23.      In zijn beroep bij de verwijzende rechter, waartegen het Finanzamt Lörrach verweer voert, voert Bukovansky aan dat, gezien zijn hoedanigheid van omgekeerde grensarbeider, vanaf augustus 2008 over zijn inkomsten uit loondienst uitsluitend in Zwitserland inkomstenbelasting mocht worden geheven en dat niet is voldaan aan de voorwaarden voor de overkoepelende belastingheffing in de zin van artikel 4, lid 4, van de DBA-Schweiz.

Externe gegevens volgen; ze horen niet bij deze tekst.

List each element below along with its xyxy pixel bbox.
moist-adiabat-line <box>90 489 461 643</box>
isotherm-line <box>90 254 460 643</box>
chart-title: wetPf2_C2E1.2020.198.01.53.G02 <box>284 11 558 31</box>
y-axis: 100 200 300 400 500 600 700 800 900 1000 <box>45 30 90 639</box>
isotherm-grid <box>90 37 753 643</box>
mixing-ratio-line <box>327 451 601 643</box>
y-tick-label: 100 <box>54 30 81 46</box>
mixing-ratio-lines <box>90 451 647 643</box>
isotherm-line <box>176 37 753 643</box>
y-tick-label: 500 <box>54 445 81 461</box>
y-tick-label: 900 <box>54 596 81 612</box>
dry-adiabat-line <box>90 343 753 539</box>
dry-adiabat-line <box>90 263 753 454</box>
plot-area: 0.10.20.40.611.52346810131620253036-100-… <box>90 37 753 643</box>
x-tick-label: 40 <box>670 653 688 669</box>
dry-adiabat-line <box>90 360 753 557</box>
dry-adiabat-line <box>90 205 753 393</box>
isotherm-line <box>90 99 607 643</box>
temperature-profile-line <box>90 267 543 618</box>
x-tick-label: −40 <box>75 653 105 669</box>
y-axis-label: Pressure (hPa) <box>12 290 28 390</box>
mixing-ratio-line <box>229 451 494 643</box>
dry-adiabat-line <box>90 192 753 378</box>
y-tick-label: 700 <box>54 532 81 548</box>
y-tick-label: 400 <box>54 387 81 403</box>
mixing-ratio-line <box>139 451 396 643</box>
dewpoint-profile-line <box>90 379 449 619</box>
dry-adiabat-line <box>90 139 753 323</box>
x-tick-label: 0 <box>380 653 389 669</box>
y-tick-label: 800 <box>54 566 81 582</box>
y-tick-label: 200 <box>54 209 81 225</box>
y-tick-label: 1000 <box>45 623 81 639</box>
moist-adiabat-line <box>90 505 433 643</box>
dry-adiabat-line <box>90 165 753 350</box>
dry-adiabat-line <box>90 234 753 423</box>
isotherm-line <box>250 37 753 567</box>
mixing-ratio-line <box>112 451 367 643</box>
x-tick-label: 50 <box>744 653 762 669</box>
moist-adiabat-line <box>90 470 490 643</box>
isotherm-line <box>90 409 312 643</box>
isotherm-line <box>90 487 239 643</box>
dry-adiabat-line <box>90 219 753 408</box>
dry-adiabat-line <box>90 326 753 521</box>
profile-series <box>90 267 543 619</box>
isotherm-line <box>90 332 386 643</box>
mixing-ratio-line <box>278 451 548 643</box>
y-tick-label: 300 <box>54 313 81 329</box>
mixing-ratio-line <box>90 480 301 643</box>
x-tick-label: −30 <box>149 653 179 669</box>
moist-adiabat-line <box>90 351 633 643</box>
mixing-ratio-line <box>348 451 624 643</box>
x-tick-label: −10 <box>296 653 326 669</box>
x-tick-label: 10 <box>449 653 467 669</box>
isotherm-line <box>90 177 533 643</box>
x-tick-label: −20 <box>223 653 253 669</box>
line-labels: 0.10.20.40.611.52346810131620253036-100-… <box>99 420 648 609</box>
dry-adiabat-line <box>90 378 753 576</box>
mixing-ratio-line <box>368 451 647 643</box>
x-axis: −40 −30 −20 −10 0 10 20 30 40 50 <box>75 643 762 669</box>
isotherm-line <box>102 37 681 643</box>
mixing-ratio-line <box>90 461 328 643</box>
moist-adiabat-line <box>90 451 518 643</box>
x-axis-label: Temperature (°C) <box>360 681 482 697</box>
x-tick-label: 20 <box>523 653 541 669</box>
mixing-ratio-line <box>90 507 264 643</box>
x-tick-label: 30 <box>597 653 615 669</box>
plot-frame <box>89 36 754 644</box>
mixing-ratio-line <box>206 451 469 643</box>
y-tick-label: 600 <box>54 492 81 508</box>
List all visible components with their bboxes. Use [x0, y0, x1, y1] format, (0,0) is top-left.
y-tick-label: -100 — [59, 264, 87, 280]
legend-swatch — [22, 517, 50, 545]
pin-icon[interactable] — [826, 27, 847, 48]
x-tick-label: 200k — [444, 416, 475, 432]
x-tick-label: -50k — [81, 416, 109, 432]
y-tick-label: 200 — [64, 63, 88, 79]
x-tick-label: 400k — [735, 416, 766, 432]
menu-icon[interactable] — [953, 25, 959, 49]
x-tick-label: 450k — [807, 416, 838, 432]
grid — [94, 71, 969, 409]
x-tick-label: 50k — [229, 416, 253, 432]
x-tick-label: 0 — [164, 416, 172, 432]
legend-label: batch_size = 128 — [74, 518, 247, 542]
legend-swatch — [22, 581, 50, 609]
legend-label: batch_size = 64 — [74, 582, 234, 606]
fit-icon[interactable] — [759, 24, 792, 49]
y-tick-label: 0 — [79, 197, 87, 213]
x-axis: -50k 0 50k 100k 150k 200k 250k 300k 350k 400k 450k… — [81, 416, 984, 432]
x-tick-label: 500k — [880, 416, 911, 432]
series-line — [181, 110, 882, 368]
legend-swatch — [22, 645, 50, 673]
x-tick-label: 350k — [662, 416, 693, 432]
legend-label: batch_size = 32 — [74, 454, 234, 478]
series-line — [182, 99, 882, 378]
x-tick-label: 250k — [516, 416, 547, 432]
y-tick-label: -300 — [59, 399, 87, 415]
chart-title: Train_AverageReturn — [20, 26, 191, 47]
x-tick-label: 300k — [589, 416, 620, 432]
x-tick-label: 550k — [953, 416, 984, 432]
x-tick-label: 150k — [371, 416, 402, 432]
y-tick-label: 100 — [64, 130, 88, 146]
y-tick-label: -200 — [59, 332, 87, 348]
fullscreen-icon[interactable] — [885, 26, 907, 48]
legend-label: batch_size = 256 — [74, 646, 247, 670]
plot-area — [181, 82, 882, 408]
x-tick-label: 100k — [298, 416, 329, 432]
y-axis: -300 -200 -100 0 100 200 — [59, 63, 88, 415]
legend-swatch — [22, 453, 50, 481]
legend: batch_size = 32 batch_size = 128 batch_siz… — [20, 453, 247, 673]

24.      In zijn verwijzingsbeslissing vraagt het Finanzgericht Baden-Württemberg zich af of deze bepaling van de DBA-Schweiz verenigbaar is met een aantal bepalingen van de Overeenkomst. Volgens de verwijzende rechter vormt de overkoepelende belastingheffing een discriminerende fiscale behandeling die in strijd is met het in artikel 9 van bijlage I bij de Overeenkomst vastgelegde beginsel van gelijke behandeling en als zodanig de uitoefening van de vrijheid van verkeer belemmert, en is artikel 4, lid 4, van de DBA-Schweiz voorts in strijd met het verbod van discriminatie op grond van nationaliteit als bedoeld in artikel 2 van de Overeenkomst.

25.      Volgens de verwijzende rechter verzet artikel 21, lid 1, van de Overeenkomst zich niet tegen de buitentoepassinglating van de bepaling van de DBA-Schweiz inzake de overkoepelende belastingheffing. Ondanks dit artikel mogen bepalingen van verdragen inzake dubbele belasting immers niet in strijd zijn met de verplichtingen die voortvloeien uit de in de Overeenkomst vastgelegde fundamentele vrijheden, zoals met name het discriminatieverbod.

26.      In het licht van deze overwegingen heeft de verwijzende rechter de bij hem aanhangige procedure bij beslissing van 19 december 2013 geschorst en het Hof de volgende prejudiciële vraag gesteld:

„Moeten de bepalingen van de Overeenkomst [...], in het bijzonder de preambule, de artikelen 1, 2 en 21 alsmede de artikelen 7 en 9 van bijlage I daarbij, aldus worden uitgelegd dat deze Overeenkomst eraan in de weg staat dat een van Duitsland naar Zwitserland verhuisde werknemer die niet de Zwitserse nationaliteit heeft en die sinds zijn vertrek naar Zwitserland een ,omgekeerde grensarbeider’ is in de zin van artikel 15a, lid 1, van de [DBA-Schweiz], op grond van artikel 4, lid 4 juncto artikel 15a, lid 1, vierde volzin, van [de DBA-Schweiz] aan de Duitse belastingheffing wordt onderworpen?”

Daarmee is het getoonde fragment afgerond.